本書は、渡部昇一氏による「日本の歴史」の5〜7巻で扱う時代を、まとめて通史にした書である。とはいえ、ビクトリー・ジャスティスからも自由な分、より中立かつ客観的な内容といえる。
周知のとおり、太平洋戦争も開戦の最大要因は、日露戦争直後からのアメリカによる反日政策にあった訳だが、その過程において、日本の側もどこをどう間違ったのか、そのポイントを明確にしていることがわかる。
まず、対露勝利で得られた満鉄を、ハリマンとの共同経営にすべきか否かを巡る交渉の対立、これが第一の岐路だった。

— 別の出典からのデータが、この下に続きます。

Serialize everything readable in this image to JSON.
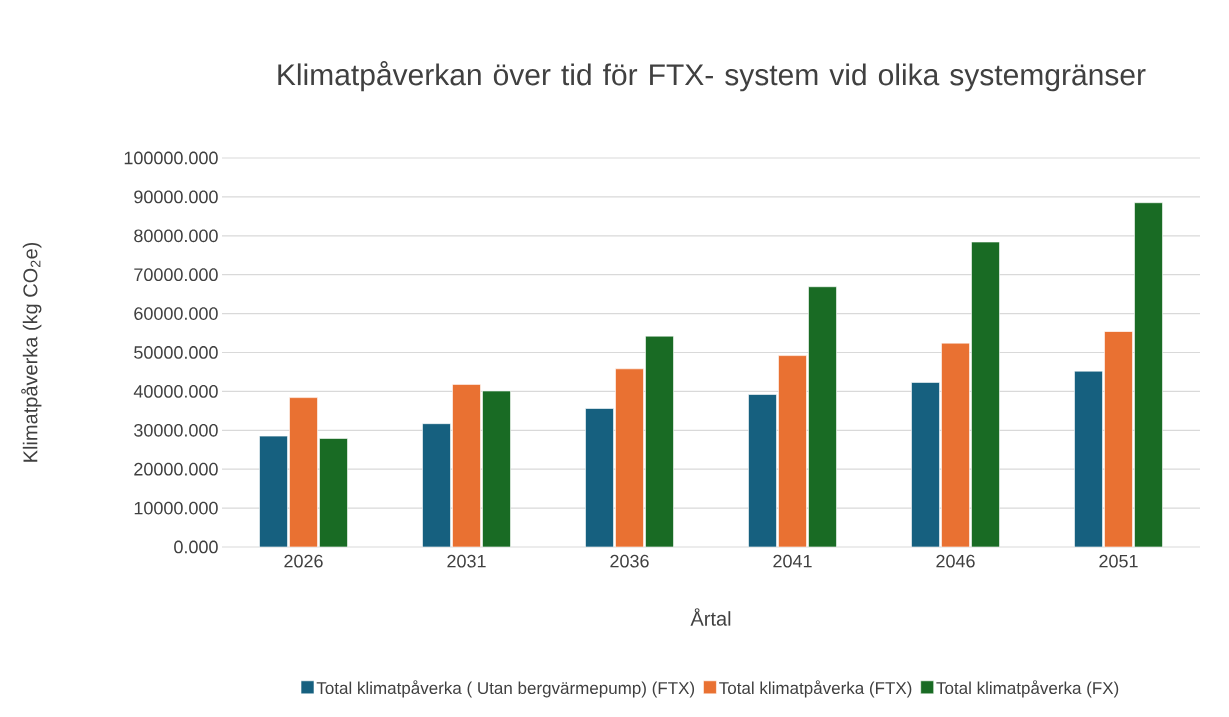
{
  "chart_data": {
    "type": "bar",
    "title": "Klimatpåverkan över tid för FTX- system vid olika systemgränser",
    "xlabel": "Årtal",
    "ylabel": "Klimatpåverka (kg CO$_{2}$e)",
    "categories": [
      "2026",
      "2031",
      "2036",
      "2041",
      "2046",
      "2051"
    ],
    "series": [
      {
        "name": "Total klimatpåverka ( Utan bergvärmepump) (FTX)",
        "color": "#16607f",
        "values": [
          28500,
          31700,
          35600,
          39200,
          42300,
          45200
        ]
      },
      {
        "name": "Total klimatpåverka (FTX)",
        "color": "#e97132",
        "values": [
          38400,
          41800,
          45800,
          49200,
          52400,
          55400
        ]
      },
      {
        "name": "Total klimatpåverka (FX)",
        "color": "#196b24",
        "values": [
          27900,
          40100,
          54200,
          66900,
          78400,
          88500
        ]
      }
    ],
    "ylim": [
      0,
      100000
    ],
    "yticks": [
      {
        "value": 0,
        "label": "0.000"
      },
      {
        "value": 10000,
        "label": "10000.000"
      },
      {
        "value": 20000,
        "label": "20000.000"
      },
      {
        "value": 30000,
        "label": "30000.000"
      },
      {
        "value": 40000,
        "label": "40000.000"
      },
      {
        "value": 50000,
        "label": "50000.000"
      },
      {
        "value": 60000,
        "label": "60000.000"
      },
      {
        "value": 70000,
        "label": "70000.000"
      },
      {
        "value": 80000,
        "label": "80000.000"
      },
      {
        "value": 90000,
        "label": "90000.000"
      },
      {
        "value": 100000,
        "label": "100000.000"
      }
    ],
    "grid": "y",
    "legend": "bottom"
  }
}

また一方で、大陸中国に対し対華21ヶ条要求を突き付ける高圧に出る訳だが、後の相手国のロビー活動からすれば、これも間接的には日米対立を促進することになった。即ち当時の中国に主権国家としての尊厳を認めない一方、門戸開放政策も是としなかったことが、自国を自ら追いつめたともいえよう。
そして決定的だったのが、ファシズム国家との同盟だった訳で、これには総力戦の悲惨をそれまでに学べなかった事とも関係があるだろう。もちろん前後した仏印進駐の経緯についても、詳しく記述してあり、この頃まではまだ「対話」の余地が残されていたことも示唆している。
こうして日本は、米英中に大敗する訳だが、周辺地域での「植民地システム」の破壊が「予期せざる結果」だったこと、戦中と戦後では軍事面でしか「断絶」しなかったこと等は、本書にも共通している見方だった。
ちなみに、前掲書の7巻への拙稿で触れた「日本がアメリカへの憧れから離れられないようにするイメージ戦略」の件は、本書から得た見解である。